I am unsure of how to take the derivative of a recurrence relation of functions. For example consider the following recurrence relation:
\begin{equation}
\left\{ \begin{array}{cl} f_n(x) &= a_n\cdot f_{n-1}^2(x) \\ f_0(x) &= x
\end{array} \right.
\end{equation}
with $0 \leq n\leq L \in \mathbb{N}$ such that $F = f_L$. How do I notate, and thereby compute, the partial derivative of the relation with respect to some $a_m$; that is,
$$\frac{\partial F}{\partial a_m} =\;?$$
Does this result in a recursive definition of partial derivatives (i.e. $D_{a_m} f_n = c_n(x) D_{a_m}f_{n-1}$ where $D_x g$ is the partial derivative of $g$ with respect to $x$)? If so, can I solve this recurrence relation to a closed form of $m$ using the methods of homogeneous recurrence relations?

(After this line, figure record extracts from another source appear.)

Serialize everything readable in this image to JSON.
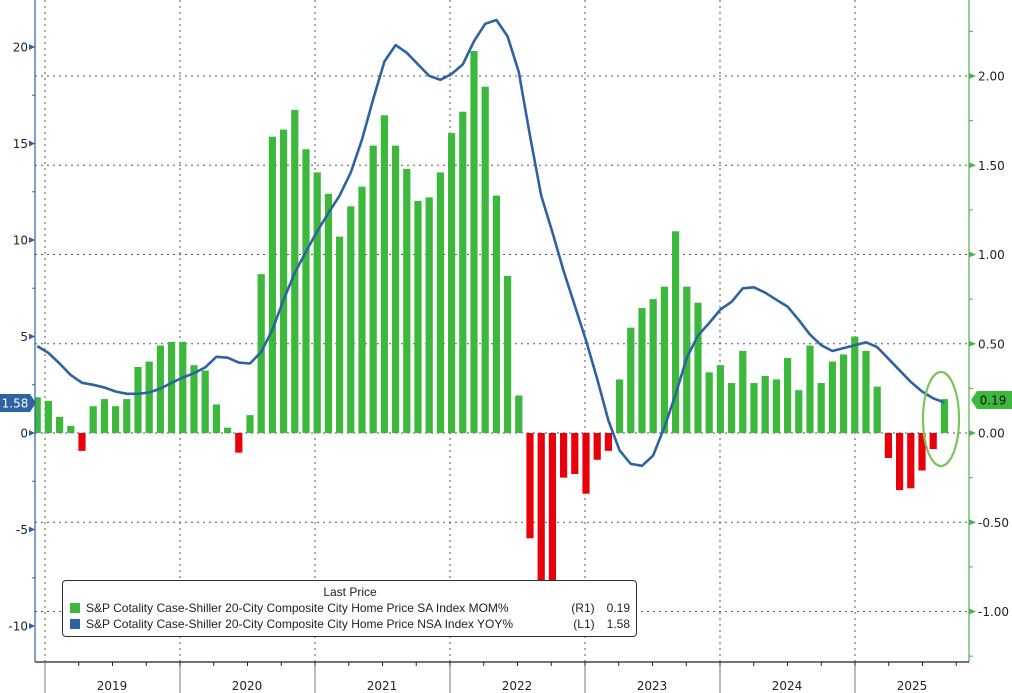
{
  "chart_data": {
    "type": "bar+line",
    "title": "",
    "legend": {
      "title": "Last Price",
      "placement": "bottom-left",
      "entries": [
        {
          "label": "S&P Cotality Case-Shiller 20-City Composite City Home Price SA Index MOM%",
          "axis": "(R1)",
          "last": "0.19",
          "color": "#3cb93c"
        },
        {
          "label": "S&P Cotality Case-Shiller 20-City Composite City Home Price NSA Index YOY%",
          "axis": "(L1)",
          "last": "1.58",
          "color": "#2e62a0"
        }
      ]
    },
    "x_ticks": [
      "2019",
      "2020",
      "2021",
      "2022",
      "2023",
      "2024",
      "2025"
    ],
    "left_axis": {
      "range": [
        -12,
        22.4
      ],
      "ticks": [
        "20",
        "15",
        "10",
        "5",
        "0",
        "-5",
        "-10"
      ],
      "tick_values": [
        20,
        15,
        10,
        5,
        0,
        -5,
        -10
      ],
      "color": "#2e62a0"
    },
    "right_axis": {
      "range": [
        -1.25,
        2.43
      ],
      "ticks": [
        "2.00",
        "1.50",
        "1.00",
        "0.50",
        "0.00",
        "-0.50",
        "-1.00"
      ],
      "tick_values": [
        2,
        1.5,
        1,
        0.5,
        0,
        -0.5,
        -1
      ],
      "color": "#3cb93c"
    },
    "grid": true,
    "series": [
      {
        "name": "S&P Cotality Case-Shiller 20-City Composite City Home Price SA Index MOM%",
        "type": "bar",
        "axis": "right",
        "positive_color": "#3cb93c",
        "negative_color": "#e8000b",
        "values": [
          0.2,
          0.18,
          0.09,
          0.04,
          -0.1,
          0.15,
          0.19,
          0.15,
          0.19,
          0.37,
          0.4,
          0.49,
          0.51,
          0.51,
          0.38,
          0.35,
          0.16,
          0.03,
          -0.11,
          0.1,
          0.89,
          1.66,
          1.7,
          1.81,
          1.59,
          1.46,
          1.34,
          1.1,
          1.27,
          1.38,
          1.61,
          1.78,
          1.61,
          1.48,
          1.3,
          1.32,
          1.46,
          1.68,
          1.8,
          2.14,
          1.94,
          1.33,
          0.88,
          0.21,
          -0.59,
          -0.9,
          -0.85,
          -0.25,
          -0.23,
          -0.34,
          -0.15,
          -0.1,
          0.3,
          0.59,
          0.7,
          0.75,
          0.82,
          1.13,
          0.82,
          0.73,
          0.34,
          0.38,
          0.28,
          0.46,
          0.28,
          0.32,
          0.3,
          0.42,
          0.24,
          0.49,
          0.28,
          0.4,
          0.44,
          0.54,
          0.46,
          0.26,
          -0.14,
          -0.32,
          -0.31,
          -0.21,
          -0.09,
          0.19
        ]
      },
      {
        "name": "S&P Cotality Case-Shiller 20-City Composite City Home Price NSA Index YOY%",
        "type": "line",
        "axis": "left",
        "color": "#2e62a0",
        "values": [
          4.5,
          4.15,
          3.6,
          3.0,
          2.6,
          2.5,
          2.36,
          2.15,
          2.03,
          2.03,
          2.1,
          2.3,
          2.6,
          2.87,
          3.1,
          3.4,
          3.95,
          3.9,
          3.65,
          3.6,
          4.2,
          5.35,
          6.9,
          8.3,
          9.4,
          10.45,
          11.4,
          12.3,
          13.5,
          15.2,
          17.3,
          19.25,
          20.1,
          19.7,
          19.1,
          18.5,
          18.3,
          18.6,
          19.1,
          20.3,
          21.2,
          21.4,
          20.55,
          18.7,
          15.4,
          12.3,
          10.4,
          8.4,
          6.6,
          4.8,
          2.8,
          0.65,
          -0.9,
          -1.6,
          -1.7,
          -1.16,
          0.3,
          2.0,
          3.9,
          5.05,
          5.7,
          6.4,
          6.8,
          7.5,
          7.55,
          7.27,
          6.9,
          6.55,
          5.85,
          5.1,
          4.55,
          4.25,
          4.4,
          4.55,
          4.7,
          4.45,
          3.85,
          3.25,
          2.65,
          2.15,
          1.8,
          1.58
        ]
      }
    ],
    "last_value_tags": {
      "left": "1.58",
      "right": "0.19"
    },
    "annotation": {
      "type": "ellipse",
      "target": "last bar",
      "color": "#7cc35a"
    }
  }
}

Lastly, can I construct a recurrence relation for $D_{a_m} F$ which acts in the reverse direction; that is, can I define a sequence such that $D_{a_m} F$ is defined by $D_{a_{m+1}}$, which is defined by $D_{a_{m+2}}, \dots,$ which is defined by $D_{a_{L}}$?
Thanks
Best Answer
Well, in case you have a general recurrence relation of the form $$f_n(x)=h_n(f_{n-1}(x))$$ you can write the partial derivatives as $$\partial_{a_m}f_n(x)=h_{n}'(f_{n-1}(x))\partial_{a_m}f_{n-1}(x)$$ I do not know if this can help but for sufficiently amicable form of $h_n(x)$ we might just be able to compute $h_n'(\cdot)$ to get a solvable recurrence relation for the partial derivatives of $f_n(x)$.